This is Scientific American — 60-Second Science. I'm Steve Mirsky.
Today, November 4, is National Bison Day—celebrating the animal that last year Congress and the President designated as the official National Mammal of the United States. For good reason: the American bison, also called the buffalo, is the iconic animal that helped mold the ecology of the Great Plains and played a central role in the cultural life of multiple tribes of Native Americans, including the Arapaho and Lakota.
Today's healthy bison herds owe a lot to time their ancestors spent in, of all places, the Bronx, in New York City.
"Well, historically the Bronx Zoo played a very important role in saving bison."
Patrick Thomas, Vice President of the Wildlife Conservation Society and Associate Director of its Bronx Zoo.
"In the early 1900s when bison numbers were at their lowest and the species was facing extinction, the Bronx Zoo acquired as many bison as they could, bred them and then sent offspring from that breeding herd out west to re-establish herds in the wild."

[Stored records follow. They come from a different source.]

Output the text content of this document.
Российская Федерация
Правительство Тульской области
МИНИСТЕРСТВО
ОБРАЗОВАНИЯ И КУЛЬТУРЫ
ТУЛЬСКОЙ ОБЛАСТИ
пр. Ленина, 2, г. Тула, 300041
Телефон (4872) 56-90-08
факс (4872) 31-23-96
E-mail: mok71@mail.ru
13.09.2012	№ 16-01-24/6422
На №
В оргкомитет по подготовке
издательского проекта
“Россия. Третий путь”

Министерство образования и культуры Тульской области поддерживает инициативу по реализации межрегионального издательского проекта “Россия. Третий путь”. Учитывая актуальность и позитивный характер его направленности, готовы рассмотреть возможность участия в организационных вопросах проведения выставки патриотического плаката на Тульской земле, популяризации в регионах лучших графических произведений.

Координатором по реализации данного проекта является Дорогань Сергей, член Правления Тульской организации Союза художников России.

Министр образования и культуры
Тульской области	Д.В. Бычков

Thomas is involved in efforts with the zoo's current herd of bison.
"Right now we're working to establish a herd of genetically pure bison at the zoo. Today there are about 500,000 bison in the U.S., but there's only about between 5- and 6,000 that are genetically pure bison. The rest have small trace amounts of domestic cow genes in them. So we're establishing a herd of pure bison, breeding them, and again our goal is to take offspring from those pure bison and establish pure bison herds out west."
In what would be a continuation of one of the earliest success stories in American conservation.
Ffor Scientific American — 60-Second Science. I'm Steve Mirsky.